「甲子園で(ノーヒットノーランを)やれて良かったです」と喜びの表情を見せた湯舟
プロ野球の歴史の中から、日付にこだわってその日に何があったのか紹介していく。今回は1992年6月14日だ。
この日、甲子園で行われた
広島戦、
阪神の先発は前年のドラフト1位左腕・
湯舟敏郎だった。初回から多彩な変化球が冴え渡り、カープ打線を封じ込める。8回まで毎回の11奪三振。ヒットも打たれず、得点も与えない。
迎えた9回、最後の打者、
正田耕三の二遊間を抜けようかという当たりを二塁手・
和田豊が好捕し、一塁でアウト。
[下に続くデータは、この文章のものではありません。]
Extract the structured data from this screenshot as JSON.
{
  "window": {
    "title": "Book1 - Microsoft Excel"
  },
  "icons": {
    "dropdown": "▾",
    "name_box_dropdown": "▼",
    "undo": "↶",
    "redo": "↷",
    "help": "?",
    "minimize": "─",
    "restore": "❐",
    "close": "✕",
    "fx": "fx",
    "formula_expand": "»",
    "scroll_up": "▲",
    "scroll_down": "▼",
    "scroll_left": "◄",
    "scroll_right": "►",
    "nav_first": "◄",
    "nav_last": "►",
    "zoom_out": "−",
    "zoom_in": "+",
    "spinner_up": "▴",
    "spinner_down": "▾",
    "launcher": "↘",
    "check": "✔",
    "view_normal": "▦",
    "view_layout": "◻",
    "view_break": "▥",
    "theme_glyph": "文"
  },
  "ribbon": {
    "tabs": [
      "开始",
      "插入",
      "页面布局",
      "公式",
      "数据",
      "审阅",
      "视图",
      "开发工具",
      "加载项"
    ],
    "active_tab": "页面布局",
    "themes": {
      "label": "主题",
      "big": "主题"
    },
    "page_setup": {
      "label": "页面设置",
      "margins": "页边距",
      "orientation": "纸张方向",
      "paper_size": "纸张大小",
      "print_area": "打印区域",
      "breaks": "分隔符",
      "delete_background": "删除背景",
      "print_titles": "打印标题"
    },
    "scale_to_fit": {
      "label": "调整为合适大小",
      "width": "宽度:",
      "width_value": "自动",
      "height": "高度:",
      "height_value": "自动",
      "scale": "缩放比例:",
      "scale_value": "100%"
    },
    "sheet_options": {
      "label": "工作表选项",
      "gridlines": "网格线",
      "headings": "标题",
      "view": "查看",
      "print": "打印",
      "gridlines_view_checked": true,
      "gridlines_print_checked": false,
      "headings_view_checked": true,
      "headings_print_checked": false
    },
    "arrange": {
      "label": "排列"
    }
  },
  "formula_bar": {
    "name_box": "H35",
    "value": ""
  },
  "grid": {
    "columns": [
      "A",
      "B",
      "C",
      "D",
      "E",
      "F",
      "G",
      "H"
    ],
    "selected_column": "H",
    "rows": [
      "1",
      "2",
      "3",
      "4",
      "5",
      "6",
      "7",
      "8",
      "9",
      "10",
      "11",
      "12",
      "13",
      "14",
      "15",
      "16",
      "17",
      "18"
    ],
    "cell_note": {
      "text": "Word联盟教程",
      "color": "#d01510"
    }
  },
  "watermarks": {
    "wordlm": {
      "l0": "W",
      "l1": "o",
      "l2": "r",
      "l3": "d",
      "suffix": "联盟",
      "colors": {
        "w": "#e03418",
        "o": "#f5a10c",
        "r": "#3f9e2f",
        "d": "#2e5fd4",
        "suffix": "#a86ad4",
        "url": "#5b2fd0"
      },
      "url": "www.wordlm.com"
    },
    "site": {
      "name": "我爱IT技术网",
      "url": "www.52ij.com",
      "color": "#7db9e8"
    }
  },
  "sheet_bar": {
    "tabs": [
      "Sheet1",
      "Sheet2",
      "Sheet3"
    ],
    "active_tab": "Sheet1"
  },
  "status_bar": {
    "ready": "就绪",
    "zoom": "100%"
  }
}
その瞬間、セ・リーグとしては87年の
近藤真一(
中日)以来、阪神の投手としては73年の
江夏豊以来7人目のノーヒットノーランを達成(史上58人目)。9回に三振を奪えず、史上初の毎回三振奪取での大記録を逸したのは惜しかった。
「(記録は)4回を終わって一度意識しましたけど、9回二死を取ってからプレッシャーを感じました。一人ひとり、確実に打ち取っていこうと投げたのが良かったんじゃないですか。でも、僕みたいな者がプロ野球の歴史に名を残していいんでしょうか」と湯舟は謙虚に語った。